DON’T YOU WONDER, SOMETIMES?

January 11, 2016

1.

 

After dark, stars glisten like ice, and the distance they span

Hides something elemental. Not God, exactly. More like

Some thin-hipped glittering Bowie-being—a Starman

Or cosmic ace hovering, swaying, aching to make us see.

And what would we do, you and I, if we could know for sure

 

That someone was there squinting through the dust,

Saying nothing is lost, that everything lives on waiting only

To be wanted back badly enough? Would you go then,

Even for a few nights, into that other life where you

And that first she loved, blind to the future once, and happy?

 

Would I put on my coat and return to the kitchen where my

Mother and father sit waiting, dinner keeping warm on the stove?
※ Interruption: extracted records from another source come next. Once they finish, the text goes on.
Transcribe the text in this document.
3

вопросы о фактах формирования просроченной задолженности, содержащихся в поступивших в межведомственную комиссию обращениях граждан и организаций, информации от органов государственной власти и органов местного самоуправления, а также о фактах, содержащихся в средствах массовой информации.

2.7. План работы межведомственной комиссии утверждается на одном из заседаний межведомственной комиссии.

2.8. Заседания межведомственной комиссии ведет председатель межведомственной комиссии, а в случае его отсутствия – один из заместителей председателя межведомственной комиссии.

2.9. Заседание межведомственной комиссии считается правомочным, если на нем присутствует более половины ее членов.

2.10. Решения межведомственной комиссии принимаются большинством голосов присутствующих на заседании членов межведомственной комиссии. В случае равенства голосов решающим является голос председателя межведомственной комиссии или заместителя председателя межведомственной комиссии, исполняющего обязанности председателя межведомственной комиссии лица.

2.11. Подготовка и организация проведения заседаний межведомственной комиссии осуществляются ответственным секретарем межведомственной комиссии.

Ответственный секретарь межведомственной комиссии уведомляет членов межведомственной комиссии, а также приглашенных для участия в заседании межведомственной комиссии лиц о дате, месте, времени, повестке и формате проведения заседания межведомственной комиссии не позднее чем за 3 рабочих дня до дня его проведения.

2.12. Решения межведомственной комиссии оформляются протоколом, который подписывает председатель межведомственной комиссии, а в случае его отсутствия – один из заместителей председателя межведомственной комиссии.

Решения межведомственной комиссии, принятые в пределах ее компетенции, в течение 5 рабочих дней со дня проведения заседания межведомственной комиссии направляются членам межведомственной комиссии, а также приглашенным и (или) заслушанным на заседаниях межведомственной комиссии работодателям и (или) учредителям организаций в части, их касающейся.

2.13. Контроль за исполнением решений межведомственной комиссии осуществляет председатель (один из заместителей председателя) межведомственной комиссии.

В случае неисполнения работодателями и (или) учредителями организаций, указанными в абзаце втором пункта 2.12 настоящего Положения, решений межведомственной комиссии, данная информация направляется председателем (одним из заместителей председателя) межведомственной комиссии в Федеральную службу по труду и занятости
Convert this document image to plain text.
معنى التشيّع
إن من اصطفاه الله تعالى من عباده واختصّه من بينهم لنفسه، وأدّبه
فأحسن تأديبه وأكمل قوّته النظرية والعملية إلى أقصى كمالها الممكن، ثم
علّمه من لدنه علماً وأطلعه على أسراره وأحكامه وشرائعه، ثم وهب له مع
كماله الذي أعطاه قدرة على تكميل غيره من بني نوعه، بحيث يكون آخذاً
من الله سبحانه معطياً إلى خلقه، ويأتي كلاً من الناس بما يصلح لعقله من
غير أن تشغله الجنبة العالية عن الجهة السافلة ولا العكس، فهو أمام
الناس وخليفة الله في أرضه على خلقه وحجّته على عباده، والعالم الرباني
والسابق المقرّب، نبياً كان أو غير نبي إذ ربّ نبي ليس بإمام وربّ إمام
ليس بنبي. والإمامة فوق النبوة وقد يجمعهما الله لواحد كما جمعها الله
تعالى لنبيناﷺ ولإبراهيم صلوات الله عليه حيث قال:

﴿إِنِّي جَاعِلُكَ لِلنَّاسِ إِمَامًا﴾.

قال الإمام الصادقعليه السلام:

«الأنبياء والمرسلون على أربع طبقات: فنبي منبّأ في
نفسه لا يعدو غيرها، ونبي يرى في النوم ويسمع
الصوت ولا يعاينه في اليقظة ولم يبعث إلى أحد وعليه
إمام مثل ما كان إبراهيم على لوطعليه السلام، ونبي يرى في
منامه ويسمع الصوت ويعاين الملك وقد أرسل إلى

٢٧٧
Bowie will never die. Nothing will come for him in his sleep

Or charging through his veins. And he’ll never grow old,

Just like the woman you lost, who will always be dark-haired

 

And flush-faced, running toward an electronic screen

That clocks the minutes, the miles left to go. Just like the life

In which I’m forever a child looking out my window at the night sky

Thinking one day I’ll touch the world with bare hands

Even if it burns.

 

2.

 

He leaves no tracks. Slips past, quick as a cat. That’s Bowie

For you: the Pope of Pop, coy as Christ. Like a play

Within a play, he’s trademarked twice. The hours

 

Plink past like water from a window A/C. We sweat it out,

Teach ourselves to wait. Silently, lazily, collapse happens.

But not for Bowie. He cocks his head, grins that wicked grin.

 

Time never stops, but does it end? And how many lives

Before take-off, before we find ourselves

Beyond ourselves, all glam-glow, all twinkle and gold?

 

The future isn’t what it used to be. Even Bowie thirsts

For something good and cold. Jets blink across the sky

Like migratory souls.

 

3.

 

Bowie is among us. Right here

In New York City. In a baseball cap

And expensive jeans. Ducking into

A deli. Flashing all those teeth

At the doorman on his way back up.

Or he’s hailing a taxi on Lafayette

As the sky clouds over at dusk.

He’s in no rush. Doesn’t feel

The way you’d think he feels.

Doesn’t strut or gloat. Tells jokes.

 

I’ve lived here all these years

And never seen him. Like not knowing

A comet from a shooting star.

But I’ll bet he burns bright,

Dragging a tail of white-hot matter

The way some of us track tissue

Back from the toilet stall. He’s got

The whole world under his foot,

And we are small alongside,

Though there are occasions

 

When a man his size can meet

Your eyes for just a blip of time

And send a thought like SHINE

SHINE SHINE SHINE SHINE

Straight to your mind. Bowie,

I want to believe you. Want to feel

Your will like the wind before rain.

The kind everything simply obeys,

Swept up in that hypnotic dance

As if something with the power to do so

Had looked its way and said:

Go ahead.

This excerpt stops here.